Kompost für Gourmets
Essensabfälle auf den Kompost oder in die Biogasanlage? Viel zu schade, dachten sich ein paar Forscher. Nun machen sie aus Fischresten, Obst oder Kaffeesatz neue Produkte für den Lebensmittelmarkt. Wie schmeckt das?
- Veronika Szentpetery-Kessler
Geschätzte 13 Millionen Tonnen Reststoffe aus der Lebensmittelverarbeitung werden verfeuert, zu Biogas vergoren, verfüttert oder kompostiert. Vieles wäre noch verwertbar, lässt sich aber im Supermarkt nicht verkaufen. Doch eine umfassendere Essensverwertung muss nicht unappetitlich sein, schreibt Technology Review in seiner neuen Ausgabe (ab sofort am Kiosk und im Heise-Shop erhältlich). Mehr und mehr Forscher und Entwickler widmen sich dem Nahrungsrecycling und entwickeln neue Verfahren, mit denen sich tierische und pflanzliche Abfälle vollständig zu gesunden Produkten verwerten lassen.

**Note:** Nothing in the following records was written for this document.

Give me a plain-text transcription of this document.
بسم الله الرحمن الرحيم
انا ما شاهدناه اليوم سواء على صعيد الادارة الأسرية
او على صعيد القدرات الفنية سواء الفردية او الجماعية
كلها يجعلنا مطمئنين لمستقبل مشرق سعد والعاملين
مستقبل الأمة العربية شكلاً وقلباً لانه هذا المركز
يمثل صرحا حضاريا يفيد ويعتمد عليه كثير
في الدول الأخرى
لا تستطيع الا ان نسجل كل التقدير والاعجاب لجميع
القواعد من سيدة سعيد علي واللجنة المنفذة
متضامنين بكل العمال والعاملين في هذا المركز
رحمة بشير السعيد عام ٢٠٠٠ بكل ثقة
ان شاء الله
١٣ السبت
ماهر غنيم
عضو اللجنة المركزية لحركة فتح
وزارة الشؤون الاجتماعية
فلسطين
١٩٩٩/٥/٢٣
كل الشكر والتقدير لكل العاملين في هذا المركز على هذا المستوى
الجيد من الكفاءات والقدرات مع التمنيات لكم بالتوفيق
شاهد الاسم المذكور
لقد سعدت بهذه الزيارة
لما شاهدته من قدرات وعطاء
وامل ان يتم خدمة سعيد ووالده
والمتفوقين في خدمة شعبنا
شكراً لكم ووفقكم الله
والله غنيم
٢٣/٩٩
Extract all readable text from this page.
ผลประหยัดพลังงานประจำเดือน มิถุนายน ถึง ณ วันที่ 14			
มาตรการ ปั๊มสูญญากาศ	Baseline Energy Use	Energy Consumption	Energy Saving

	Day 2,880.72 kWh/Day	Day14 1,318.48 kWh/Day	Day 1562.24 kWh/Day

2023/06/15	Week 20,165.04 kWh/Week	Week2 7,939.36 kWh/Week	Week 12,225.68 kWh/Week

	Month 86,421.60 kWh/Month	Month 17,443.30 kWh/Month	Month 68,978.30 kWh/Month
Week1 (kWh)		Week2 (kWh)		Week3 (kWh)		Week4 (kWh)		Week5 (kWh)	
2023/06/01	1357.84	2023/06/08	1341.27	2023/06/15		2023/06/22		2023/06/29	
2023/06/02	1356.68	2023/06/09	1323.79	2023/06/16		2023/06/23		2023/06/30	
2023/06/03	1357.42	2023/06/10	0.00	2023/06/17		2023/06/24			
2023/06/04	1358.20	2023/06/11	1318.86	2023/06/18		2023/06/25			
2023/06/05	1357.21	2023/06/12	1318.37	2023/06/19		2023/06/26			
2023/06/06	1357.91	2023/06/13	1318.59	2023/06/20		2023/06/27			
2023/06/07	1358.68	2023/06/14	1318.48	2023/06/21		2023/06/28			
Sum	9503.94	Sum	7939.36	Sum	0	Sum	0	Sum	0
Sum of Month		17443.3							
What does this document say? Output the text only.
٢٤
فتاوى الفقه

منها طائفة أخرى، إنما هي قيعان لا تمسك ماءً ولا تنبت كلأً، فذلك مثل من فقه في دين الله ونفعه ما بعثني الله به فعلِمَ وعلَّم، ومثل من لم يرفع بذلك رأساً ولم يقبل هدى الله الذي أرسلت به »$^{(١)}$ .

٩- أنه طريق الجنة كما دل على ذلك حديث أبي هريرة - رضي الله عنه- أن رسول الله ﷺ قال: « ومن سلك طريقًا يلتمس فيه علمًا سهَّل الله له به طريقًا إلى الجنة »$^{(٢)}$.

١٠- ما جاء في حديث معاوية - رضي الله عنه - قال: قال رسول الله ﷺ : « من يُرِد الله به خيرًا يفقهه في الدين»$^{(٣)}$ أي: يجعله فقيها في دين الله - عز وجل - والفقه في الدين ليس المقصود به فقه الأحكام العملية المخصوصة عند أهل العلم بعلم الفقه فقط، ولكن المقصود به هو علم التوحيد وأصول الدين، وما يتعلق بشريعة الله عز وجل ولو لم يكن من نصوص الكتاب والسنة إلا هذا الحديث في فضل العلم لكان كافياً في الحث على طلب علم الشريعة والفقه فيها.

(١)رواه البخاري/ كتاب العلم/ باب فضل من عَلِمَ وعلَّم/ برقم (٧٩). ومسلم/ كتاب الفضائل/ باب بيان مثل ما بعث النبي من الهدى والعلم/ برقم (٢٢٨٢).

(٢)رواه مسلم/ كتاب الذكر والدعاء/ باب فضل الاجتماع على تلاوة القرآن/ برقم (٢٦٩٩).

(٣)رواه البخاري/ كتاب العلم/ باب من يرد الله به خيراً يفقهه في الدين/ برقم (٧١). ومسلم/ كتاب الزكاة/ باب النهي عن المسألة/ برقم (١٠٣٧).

Weil die Menschen zum Beispiel weltweit jedes Jahr 2,5 Milliarden Tonnen Kaffee konsumieren, ist die sogenannte Kaffeekirsche in den Blick der Nahrungsrecycler geraten. Sie umgibt die Kaffeebohne als rote Frucht und verrottete bislang auf riesigen Halden in den Anbauländern in Südamerika und Afrika. Der Geruch verpestet oft die Luft, die Rückstände lassen Seen und Flüsse versauern. „Das ist ein großes Umweltproblem“, berichtet Andy Fedak, Manager des US-Unternehmens Coffee Flour. Dort wird der schalenartige Rest nun binnen drei bis vier Stunden gefriergetrocknet, damit er nicht verdirbt. Dann mahlen ihn Mitarbeiter zu einem hellbraunen Pulver mit dem Geschmack von gerösteten Pflaumen oder Rosinen.
Das „Kaffeemehl“, wie die Amerikaner es nennen, landet mittlerweile in Brot, Gebäck, Pasta und Soßen und dient als Gewürz für Hähnchenbrust, Rindersteak und Meeresfrüchte. „Das Potenzial ist noch nicht ausgeschöpft“, sagt Fedak. Indischen Gerichten gäbe das Mehl neuerdings eine fruchtige Note. 5000 Tonnen Kaffeemehl von Plantagen aus Guatemala, Mexiko, Vietnam und Nicaragua werde man in diesem Jahr ausliefern, versichert das Unternehmen. Nächstes Jahr soll es zwei- bis dreimal so viel sein.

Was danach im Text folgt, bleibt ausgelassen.